Perhaps, then, if I get misty-eyed when I hear the keening of an igil or the still-remarkable 'sygyt' style of overtone singing (hard to describe, but a kind of springy whistle sound), I shouldn't feel so guilty. Music is supposed to be bigger than we are, after all. It's not wrong, says I, to think of verdant pastures when one hears 'Jerusalem', or to picture the tumbling blue peaks and deep hollows of Appalachia when you hear the music of Dock Boggs or Ola Belle Reed. One of the most exciting aspects of music is that it takes you to places that you've never been to, or might not even exist. 
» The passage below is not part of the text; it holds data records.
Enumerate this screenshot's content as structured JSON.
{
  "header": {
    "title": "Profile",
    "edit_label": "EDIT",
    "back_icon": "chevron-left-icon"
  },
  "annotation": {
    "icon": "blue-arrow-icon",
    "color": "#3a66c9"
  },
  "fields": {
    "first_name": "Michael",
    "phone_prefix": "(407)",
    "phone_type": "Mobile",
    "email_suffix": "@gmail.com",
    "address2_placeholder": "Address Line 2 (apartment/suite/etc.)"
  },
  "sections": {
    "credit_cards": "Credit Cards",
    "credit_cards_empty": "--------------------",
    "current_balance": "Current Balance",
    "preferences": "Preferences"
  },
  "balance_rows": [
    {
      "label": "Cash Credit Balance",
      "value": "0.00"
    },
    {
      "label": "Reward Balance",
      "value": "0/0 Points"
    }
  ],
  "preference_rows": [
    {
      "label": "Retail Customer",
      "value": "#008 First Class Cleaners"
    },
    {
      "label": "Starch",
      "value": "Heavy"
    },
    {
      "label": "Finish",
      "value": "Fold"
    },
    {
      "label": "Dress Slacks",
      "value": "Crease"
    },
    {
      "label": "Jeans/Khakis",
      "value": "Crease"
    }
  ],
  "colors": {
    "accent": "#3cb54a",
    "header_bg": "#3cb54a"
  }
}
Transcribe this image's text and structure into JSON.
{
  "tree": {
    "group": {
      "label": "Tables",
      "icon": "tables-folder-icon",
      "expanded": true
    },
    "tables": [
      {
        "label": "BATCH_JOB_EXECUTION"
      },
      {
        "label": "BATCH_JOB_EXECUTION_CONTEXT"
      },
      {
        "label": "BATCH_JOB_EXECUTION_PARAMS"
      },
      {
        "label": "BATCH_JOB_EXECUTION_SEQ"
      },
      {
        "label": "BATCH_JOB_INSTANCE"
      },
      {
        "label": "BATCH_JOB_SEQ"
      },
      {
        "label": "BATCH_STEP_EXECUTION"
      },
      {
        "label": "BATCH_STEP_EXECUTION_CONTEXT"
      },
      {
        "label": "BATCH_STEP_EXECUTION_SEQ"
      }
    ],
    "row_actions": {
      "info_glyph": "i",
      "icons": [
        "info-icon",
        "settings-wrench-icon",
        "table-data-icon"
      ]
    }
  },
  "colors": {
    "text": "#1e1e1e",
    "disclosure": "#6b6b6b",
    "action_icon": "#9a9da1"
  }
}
It's difficult to talk about highlights of individual songs when one's knowledge is so slim, but 'Kongurei' evokes a rare, delicate air of mournfulness; 'Tuvan Internationale' uses 'kargyraa', a low, rumbling chest voice, as a drone throughout, making it sound like one of the more doomy Ennio Morricone spaghetti western compositions; and 'Ching Soortukchulerining Yryzy' is a rhythmically hypnotic number that features a variety of singing styles but starts off sounding a little like Mike Oldfield's 'In Dulce Jubilo'. Mostly, though, 60 Horses In My Herd is a beguiling window into a universe of sound so remote from what I am used to that, when I first heard Tuvan music, I was left in something akin to a state of shock. That's no bad thing where art is concerned.